The meme: Give me the title of a story I've never written, and feedback telling me what you liked best about it, and I will tell you any of: the first sentence, the last sentence, the thing that made me want to write it, the biggest problem I had while writing it, why it almost never got posted, the scene that hit the cutting room floor but that I wish I'd been able to salvage, or something else that I want readers to know.
pene gave me this:
Title: The Lucky Ones
Feedback: Oh yeah! That's exactly what I would have done if I found a spare vial of antivirus. I love this half-healed Rain and her anger and insight and I love the fierce working bond Alice and Rain develop.
First sentence: Rain's blood is thick in her veins, sluggish and tainted, and with each flash of heat which spikes her temperature, she follows the battle of virus and antivirus and knows, whichever prevails, her body is failing and she will lose.

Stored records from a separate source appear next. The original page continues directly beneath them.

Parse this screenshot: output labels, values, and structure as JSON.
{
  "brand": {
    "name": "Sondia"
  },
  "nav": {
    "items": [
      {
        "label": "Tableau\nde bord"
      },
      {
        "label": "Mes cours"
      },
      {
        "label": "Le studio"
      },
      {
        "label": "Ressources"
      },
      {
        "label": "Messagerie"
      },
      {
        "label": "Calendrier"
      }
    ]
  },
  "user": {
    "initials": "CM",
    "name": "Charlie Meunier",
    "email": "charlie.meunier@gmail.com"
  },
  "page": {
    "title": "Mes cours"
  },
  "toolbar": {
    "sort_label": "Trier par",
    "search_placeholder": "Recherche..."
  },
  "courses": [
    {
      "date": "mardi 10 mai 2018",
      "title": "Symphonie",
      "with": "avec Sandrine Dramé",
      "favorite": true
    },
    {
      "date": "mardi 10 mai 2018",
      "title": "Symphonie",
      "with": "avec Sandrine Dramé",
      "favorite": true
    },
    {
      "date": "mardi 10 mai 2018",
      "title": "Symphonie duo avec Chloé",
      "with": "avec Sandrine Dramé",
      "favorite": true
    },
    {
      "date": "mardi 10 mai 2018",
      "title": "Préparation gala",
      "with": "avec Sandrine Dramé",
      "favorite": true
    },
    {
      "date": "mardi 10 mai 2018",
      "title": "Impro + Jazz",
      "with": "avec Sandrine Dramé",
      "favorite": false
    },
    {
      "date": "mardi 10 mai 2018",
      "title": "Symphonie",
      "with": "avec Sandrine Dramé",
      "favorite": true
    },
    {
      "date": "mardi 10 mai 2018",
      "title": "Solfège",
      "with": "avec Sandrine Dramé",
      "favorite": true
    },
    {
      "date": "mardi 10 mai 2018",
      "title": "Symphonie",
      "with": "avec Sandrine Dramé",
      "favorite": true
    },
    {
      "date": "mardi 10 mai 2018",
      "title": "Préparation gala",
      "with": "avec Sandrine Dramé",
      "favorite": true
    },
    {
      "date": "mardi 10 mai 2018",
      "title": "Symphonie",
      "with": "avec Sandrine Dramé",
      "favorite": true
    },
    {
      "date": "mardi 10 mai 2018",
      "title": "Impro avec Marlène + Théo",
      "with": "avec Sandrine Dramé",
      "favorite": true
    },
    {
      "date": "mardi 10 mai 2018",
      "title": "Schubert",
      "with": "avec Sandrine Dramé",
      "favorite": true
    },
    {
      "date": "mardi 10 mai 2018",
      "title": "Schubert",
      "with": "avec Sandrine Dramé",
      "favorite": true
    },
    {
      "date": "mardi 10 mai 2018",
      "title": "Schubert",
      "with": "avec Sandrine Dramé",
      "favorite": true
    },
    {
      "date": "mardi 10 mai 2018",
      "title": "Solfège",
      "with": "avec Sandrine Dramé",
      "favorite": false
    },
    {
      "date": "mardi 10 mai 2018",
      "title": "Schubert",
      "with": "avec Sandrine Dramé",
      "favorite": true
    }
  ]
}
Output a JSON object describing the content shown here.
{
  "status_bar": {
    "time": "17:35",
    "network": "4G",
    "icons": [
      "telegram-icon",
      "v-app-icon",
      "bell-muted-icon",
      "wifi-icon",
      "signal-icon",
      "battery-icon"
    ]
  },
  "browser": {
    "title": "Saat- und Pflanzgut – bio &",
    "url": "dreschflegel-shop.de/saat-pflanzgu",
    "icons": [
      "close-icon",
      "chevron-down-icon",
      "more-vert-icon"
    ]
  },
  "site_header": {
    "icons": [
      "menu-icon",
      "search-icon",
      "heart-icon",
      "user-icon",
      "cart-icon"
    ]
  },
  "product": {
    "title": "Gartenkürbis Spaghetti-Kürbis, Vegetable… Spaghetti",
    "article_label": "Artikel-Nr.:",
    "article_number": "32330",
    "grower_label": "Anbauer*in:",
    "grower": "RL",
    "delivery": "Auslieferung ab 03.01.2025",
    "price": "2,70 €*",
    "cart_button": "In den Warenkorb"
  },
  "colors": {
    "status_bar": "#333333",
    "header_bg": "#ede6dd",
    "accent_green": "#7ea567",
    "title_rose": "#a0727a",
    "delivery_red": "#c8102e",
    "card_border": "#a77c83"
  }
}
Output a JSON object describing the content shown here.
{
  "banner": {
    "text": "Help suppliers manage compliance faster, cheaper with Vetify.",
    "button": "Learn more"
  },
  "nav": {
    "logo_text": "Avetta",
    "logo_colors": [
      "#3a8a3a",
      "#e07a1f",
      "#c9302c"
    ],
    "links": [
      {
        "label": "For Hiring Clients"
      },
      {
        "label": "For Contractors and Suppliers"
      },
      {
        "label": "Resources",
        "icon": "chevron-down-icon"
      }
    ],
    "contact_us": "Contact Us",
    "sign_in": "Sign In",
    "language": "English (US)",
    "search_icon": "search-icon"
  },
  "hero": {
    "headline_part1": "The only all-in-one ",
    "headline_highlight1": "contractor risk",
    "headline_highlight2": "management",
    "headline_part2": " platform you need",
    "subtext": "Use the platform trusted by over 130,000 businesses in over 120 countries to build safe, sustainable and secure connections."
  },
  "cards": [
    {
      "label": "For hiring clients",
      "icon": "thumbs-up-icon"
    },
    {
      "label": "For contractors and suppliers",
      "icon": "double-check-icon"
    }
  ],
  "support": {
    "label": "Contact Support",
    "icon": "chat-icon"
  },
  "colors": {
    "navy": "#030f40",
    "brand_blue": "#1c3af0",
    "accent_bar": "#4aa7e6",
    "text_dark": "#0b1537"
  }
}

I wanted to write this story because I love Rain so much I wanted her to live and I wanted to explore the dynamic between Rain and Alice. I love the idea that Rain can feel her body failing and that she's fighting it with everything she has, and also the idea that, no matter what happens, no matter if the virus wins or the antivirus, her body is being irrevocably changed, right down to the structure of her cells. She'll be the monster in the woman and who knows if she can control it. That's part of the appeal of werewolf stories for me, too, and this is just another way to explore that. I like the parallels between Rain and Alice, too, and I think they could do even more amazing things if they had more time to work together.
One ending had Rain slipping away at last, while sleeping in the same bed as Alice, and the monster left behind tearing out Alice's throat, but I thought that was dark in a way I didn't want to be, mainly that it seemed too much like punishing them for either a) being women having sex, b) being women in a horror movie, or c) being women with too much power.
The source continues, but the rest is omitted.